Amy Coney Barrett’s Supreme Court confirmation hearings began on Monday with Obamacare taking center stage, as Democrats aim to focus on Barrett’s alleged support of repealing the Affordable Cares Act. Yahoo Finance’s Rick Newman joins The Final Round to discuss the details.
SEANA SMITH: Welcome back to "The Final Round." Democrats and Republicans going head to head over confirming Amy Coney Barrett to the Supreme Court, as the confirmation hearing in the Senate gets underway today. One of the topics we heard about today multiple times was the Affordable Care Act. Democrats looking to tie Barrett to President Trump's push to repeal the ACA.
Rick, the question, though, is where she stands on this issue, because I don't believe she's ever come out right and said that she would appeal it. So do we know for sure just what this would potentially mean for the future of ACA if she were to be confirmed?
RICK NEWMAN: Well, in addition to all that, she had nothing to say today because the nominee doesn't even get to speak on the first day of hearings. It's just the senators yelling at each other. So she'll be commenting later this week. We have three more days of hearing.
She did write something about the prior Supreme Court ruling in the Supreme Court case from 2012, which was another effort to kill the ACA. And she criticized Chief Justice John Roberts, who wrote the majority opinion and was the swing vote upholding the ACA back then. And she just basically criticized his ruling and made it seem pretty clear that she is against the ACA.
So, you know, I think the question-- some of the questions she's likely to get from people, including Senator Kamala Harris, the vice presidential nominee for the Democrats, is, does she oppose the ACA in total? Was this some technical or arcane legal reasoning she was trying to make when she criticized the ruling upholding the ACA? Or what exactly would she have to say?
Now she's going to be very cagey. Supreme Court nominees go out of their way to say nothing. And I'm sure she'll be no different. But what Democrats really want to do here is just think-- they know they cannot stop this nomination.
They want to use the hearings and the visibility they're likely to generate to just to talk about ACA and highlight the threat to healthcare for 20 million people posed by this lawsuit, which is being pushed by Republicans, including the Trump administration.
ANDY SERWER: Rick, when you say "can't stop this," so you think there's pretty much of a 100% chance that she will be confirmed before November 3?
RICK NEWMAN: I put it at 90%. So, you know, the wild cards might be, you know, we still have a couple of senators who said they-- Republican senators who said they would not like to vote on this before the election. They didn't criticize the nominee. They just said shouldn't vote before the election.
And we have a couple senators that have COVID, you know, or have been exposed to people with COVID. There were at least two senators who were not there today. And they do have to be there for a final vote. This vote does have to happen in person.

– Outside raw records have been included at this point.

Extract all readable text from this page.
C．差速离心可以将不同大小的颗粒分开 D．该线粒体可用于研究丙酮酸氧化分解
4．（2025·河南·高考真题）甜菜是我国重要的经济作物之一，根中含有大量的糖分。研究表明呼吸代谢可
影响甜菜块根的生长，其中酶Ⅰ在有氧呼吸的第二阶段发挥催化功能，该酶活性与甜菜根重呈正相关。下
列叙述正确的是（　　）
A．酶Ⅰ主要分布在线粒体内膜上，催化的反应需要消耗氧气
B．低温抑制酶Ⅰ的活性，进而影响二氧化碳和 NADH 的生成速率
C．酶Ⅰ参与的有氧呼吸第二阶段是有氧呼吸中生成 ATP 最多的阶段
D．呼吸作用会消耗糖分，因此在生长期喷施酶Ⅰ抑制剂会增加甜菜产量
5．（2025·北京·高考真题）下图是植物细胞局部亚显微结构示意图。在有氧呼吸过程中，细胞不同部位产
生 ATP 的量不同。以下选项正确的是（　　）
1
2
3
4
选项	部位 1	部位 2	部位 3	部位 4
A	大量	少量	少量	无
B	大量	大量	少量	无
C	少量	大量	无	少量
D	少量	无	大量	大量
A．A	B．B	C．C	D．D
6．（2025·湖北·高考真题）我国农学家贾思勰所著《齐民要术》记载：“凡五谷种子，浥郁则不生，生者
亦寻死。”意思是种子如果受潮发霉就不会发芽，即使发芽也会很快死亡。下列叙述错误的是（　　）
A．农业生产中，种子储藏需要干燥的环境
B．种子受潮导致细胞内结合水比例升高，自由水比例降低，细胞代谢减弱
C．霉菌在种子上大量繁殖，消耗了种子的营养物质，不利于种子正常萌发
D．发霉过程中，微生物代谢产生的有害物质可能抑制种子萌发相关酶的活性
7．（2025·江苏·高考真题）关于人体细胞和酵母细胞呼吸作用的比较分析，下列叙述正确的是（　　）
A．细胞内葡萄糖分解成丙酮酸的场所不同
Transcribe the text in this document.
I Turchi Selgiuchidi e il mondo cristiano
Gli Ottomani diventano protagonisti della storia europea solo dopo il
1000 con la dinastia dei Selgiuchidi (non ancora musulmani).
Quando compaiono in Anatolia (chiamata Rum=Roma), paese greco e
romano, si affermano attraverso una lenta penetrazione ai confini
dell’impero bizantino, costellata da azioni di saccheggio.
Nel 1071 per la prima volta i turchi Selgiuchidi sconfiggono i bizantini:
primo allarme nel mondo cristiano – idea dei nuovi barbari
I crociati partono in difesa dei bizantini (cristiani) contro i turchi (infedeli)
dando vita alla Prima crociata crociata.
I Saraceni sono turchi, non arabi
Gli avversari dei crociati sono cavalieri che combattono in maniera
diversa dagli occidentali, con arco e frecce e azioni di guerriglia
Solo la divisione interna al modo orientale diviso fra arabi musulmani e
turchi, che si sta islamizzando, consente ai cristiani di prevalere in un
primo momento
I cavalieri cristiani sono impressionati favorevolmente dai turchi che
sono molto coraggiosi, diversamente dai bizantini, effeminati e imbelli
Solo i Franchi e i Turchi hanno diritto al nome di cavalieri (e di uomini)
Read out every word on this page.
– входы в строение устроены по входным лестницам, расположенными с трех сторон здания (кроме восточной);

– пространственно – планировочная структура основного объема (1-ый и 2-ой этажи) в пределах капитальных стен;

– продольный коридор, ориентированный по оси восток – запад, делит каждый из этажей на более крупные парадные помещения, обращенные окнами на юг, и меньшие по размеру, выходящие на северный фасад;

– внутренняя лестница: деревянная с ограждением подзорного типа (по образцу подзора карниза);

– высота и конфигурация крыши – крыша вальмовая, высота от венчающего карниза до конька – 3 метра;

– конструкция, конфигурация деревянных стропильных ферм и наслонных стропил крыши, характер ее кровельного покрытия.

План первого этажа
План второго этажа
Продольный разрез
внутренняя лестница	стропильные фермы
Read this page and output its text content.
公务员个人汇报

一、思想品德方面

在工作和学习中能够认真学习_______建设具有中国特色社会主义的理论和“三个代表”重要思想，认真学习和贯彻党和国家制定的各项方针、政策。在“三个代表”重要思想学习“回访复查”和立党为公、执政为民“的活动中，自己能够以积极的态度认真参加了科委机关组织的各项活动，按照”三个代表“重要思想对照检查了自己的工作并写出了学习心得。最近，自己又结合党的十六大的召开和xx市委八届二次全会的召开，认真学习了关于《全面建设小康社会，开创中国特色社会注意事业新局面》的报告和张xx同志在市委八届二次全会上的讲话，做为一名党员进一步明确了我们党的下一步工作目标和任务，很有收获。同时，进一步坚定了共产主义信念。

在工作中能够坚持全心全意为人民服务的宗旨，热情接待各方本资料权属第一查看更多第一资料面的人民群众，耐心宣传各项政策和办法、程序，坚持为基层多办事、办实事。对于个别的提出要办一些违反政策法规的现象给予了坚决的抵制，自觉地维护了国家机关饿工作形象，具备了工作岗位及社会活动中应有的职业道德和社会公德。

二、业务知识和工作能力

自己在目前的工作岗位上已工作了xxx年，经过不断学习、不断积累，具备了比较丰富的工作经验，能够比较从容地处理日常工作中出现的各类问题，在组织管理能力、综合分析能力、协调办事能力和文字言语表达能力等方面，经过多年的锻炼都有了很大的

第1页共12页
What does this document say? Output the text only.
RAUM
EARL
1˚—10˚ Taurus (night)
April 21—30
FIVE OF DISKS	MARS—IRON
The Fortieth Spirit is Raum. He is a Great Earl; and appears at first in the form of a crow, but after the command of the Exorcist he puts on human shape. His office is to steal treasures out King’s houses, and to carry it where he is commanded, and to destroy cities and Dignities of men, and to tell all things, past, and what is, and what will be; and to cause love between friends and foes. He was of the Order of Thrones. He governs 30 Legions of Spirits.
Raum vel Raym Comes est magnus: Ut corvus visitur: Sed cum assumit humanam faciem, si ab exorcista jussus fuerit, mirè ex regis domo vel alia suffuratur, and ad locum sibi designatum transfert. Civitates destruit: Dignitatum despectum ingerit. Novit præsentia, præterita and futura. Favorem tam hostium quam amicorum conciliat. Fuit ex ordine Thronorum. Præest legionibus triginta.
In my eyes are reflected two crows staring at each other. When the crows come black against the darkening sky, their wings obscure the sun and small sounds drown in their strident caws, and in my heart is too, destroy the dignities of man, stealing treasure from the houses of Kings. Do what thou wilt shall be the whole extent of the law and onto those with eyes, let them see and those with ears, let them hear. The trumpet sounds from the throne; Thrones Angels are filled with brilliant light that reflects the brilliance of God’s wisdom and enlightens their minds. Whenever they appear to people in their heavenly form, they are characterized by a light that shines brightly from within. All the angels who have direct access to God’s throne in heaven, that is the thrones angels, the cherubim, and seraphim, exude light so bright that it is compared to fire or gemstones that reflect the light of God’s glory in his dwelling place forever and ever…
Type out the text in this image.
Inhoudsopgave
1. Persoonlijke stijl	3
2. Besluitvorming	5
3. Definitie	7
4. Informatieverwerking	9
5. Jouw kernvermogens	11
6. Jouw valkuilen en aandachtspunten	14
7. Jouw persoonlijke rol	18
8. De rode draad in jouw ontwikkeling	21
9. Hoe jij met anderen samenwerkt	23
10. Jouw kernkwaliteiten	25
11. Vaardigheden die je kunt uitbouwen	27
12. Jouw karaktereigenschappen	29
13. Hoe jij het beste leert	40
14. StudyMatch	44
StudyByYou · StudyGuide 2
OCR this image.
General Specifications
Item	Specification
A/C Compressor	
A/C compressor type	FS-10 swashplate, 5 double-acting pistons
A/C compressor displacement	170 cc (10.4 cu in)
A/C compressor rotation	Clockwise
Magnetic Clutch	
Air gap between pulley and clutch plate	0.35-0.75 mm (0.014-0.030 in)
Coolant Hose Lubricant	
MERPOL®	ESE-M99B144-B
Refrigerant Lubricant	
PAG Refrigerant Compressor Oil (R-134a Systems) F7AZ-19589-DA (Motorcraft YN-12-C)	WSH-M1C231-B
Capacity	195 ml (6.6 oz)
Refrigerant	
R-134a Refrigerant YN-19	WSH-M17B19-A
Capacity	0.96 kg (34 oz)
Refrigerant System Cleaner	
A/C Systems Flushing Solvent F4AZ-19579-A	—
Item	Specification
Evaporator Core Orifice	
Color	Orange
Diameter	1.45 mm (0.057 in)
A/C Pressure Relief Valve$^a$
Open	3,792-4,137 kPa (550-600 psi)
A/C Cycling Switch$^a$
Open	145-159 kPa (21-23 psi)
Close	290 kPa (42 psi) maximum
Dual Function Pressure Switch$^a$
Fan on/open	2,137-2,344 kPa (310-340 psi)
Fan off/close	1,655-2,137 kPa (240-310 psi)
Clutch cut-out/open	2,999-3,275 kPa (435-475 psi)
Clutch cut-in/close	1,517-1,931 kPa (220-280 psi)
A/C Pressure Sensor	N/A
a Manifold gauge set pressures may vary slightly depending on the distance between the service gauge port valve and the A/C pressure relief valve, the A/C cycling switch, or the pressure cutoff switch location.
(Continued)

So I think there are these kind of wild cards or black swan scenarios. And I think it's very unlikely, but you always have to remember it's possible that there could be some opposition research out there about some controversy that throws this thing off the rails. I don't think so because she's been confirmed before for the appeals court. But so she'll probably sail through, but it's not 100%.
SEANA SMITH: Rick, what type of-- I mean, if she comes out and says that she would repeal the ACA, what type of threat, I guess, is that to President Trump winning the election? Because we've taken a look at a number of polls. And then the Morning Consult poll was one of the most recent one, showing that 62% of voters support the Affordable Care Act.
RICK NEWMAN: Yeah, that's-- let's, again, remind everybody, this law was very unpopular when it went in-- when it was passed in 2010 and then when it went into effect in 2014. It seemed a lot more disruptive than President Obama said it would be. And only, I think, in the last year or two did it get to the point where around 50%, you know, a slim majority of Americans actually think the law is better than think it's worse.
That has actually gone up a little bit. I think Democrats have been pretty good at messaging on this because one of the things the ACA does is prohibit discrimination against people with preexisting conditions. That's extremely popular. That is the most popular part of the ACA.
And a lot of Americans don't know that that law-- that part of the law is from the ACA. So I think Democrats have been pretty good at reminding people of this. And President Trump does not really have any kind of health plan. He keeps saying his number one health priority is to protect people with preexisting conditions.
But the problem for him is that the law already does that. And he wants to repeal the law that does that and replace it with something else. So I think the Republicans are just muddled on healthcare. And it is a winning message for the Democrats at this point.